The court begins by relying on a series of cases from more than a decade ago which held that "a trial court may not impose a greater sentence upon an offender because of its belief that the offender committed a more serious offense than that for which he has been convicted." The court distinguishes the cases, finding that the trial judge in Peal, unlike the judges in those other cases, didn't really indicate that he "based his sentence on the aggravated murder charges of which appellant had been acquitted." The only jarring note is that in one of the cited cases, where the defendant received a maximum sentence on a plea to attempted gross sexual imposition, reduced from a rape charge, "this court noted that the parties had not agreed as part of the plea bargain that the judge would not consider 'either the rape charges or the violent sexual circumstances of the crime.'" Does that mean defense counsel should include in the plea bargain an agreement that the judge won't take into consideration the greater offense?
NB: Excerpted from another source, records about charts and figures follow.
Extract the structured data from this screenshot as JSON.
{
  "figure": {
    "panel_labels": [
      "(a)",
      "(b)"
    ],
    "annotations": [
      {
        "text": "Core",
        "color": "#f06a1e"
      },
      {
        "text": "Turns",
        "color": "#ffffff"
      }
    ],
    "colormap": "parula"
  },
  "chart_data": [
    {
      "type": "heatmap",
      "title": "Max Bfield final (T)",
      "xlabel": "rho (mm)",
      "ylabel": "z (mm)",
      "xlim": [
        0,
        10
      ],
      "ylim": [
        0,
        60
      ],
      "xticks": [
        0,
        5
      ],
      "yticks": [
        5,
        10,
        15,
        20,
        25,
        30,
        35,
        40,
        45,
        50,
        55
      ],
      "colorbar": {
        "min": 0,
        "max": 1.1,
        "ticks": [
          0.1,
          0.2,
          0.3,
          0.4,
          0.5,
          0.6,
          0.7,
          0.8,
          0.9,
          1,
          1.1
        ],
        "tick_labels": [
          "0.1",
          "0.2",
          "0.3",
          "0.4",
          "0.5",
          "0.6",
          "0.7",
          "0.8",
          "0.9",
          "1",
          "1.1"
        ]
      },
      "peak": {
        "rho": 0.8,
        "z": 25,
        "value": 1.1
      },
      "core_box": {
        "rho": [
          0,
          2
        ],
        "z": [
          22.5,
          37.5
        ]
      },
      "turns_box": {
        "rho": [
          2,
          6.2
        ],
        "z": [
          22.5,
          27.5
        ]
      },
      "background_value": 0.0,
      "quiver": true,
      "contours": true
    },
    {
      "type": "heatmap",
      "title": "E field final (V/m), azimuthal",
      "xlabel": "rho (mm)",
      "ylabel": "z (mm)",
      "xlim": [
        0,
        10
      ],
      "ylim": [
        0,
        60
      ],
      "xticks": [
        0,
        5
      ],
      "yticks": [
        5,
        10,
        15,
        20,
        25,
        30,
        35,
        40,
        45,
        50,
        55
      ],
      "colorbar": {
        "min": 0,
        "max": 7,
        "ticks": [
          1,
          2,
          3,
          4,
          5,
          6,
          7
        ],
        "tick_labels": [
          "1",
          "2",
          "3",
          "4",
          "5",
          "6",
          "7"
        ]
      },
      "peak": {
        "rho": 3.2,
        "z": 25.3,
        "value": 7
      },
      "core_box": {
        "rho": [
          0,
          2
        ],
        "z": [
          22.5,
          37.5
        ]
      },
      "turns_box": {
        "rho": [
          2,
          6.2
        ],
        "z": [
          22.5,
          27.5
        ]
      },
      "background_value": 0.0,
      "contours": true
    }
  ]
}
Maybe, because the law isn't as simple as Peal would indicate. First, while there's some support for the notion that a judge can't take acquitted conduct into consideration in fashioning a sentence, it's relatively thin. The 8th District case is based on a 1987 10th District decision, but the 10th District rejected that analysis in 2006, citing an Ohio Supreme Court case which held that "'it is well established that a sentencing judge may take into account facts introduced at trial relating to other charges, even one of which the defendant has been acquitted." And, as I explained in a post five years ago, use of acquitted conduct is commonplace in the Federal system, and received approval from the Supreme Court.

There's a contrary argument, basically the unfairness of penalizing a defendant for something that a jury's found him not guilty of, especially in light of Apprendi and Blakely, which place a much higher value on a jury's verdict. But even that argument disappears in the context of a plea. What you get into there is what's called "real offense sentencing." As explained by one court,

Notwithstanding the plea bargain, the judge may sentence the offender within the statutory parameters of the plea bargained offense based upon what the record shows to have been the real facts of the offense. Thus, seriousness of the offense will generally be based upon the judge's perception of the real facts of what occurred, and the plea bargained offense will simply set a ceiling on what the judge can impose.

In other words, the defendant gets the benefit of the bargained offense, but he doesn't get the benefit of the assumption that the bargained offense is actually the only thing he did.

Keep in mind that the "judge's perception of the real facts" will usually be based upon the pretrial statement, which is in turn based upon the police report. If you've got evidence contra - medical records showing minimal injuries to the victim, witness statements which cast doubt on the prosecutor's version - that's something you need to bring out, either at the hearing or preferably in a sentencing memorandum. It might behoove you to take a walk up to the judge's room to review the report a couple days before the sentencing hearing, just to make sure it doesn't contain any surprises.

And that's not to say all judges will do that. I recently had a child rape-and-kidnapping case like the one I outlined above, which the prosecutor agreed was semi-bogus, so we worked out the plea to abduction. The judge told us he wasn't going to give my guy the minimum - he was doing time on another crime that the judge had just sentenced him on - but that if the plea was to abduction, that's what he was going to sentence on; he wasn't going to pretend that a rape had occurred. The alleged victim's father and grandfather came in and put on a show, but the judge was true to his word, and gave my guy a year.

It doesn't always work out that way, and that's something you need to know, and if possible, find out from the judge.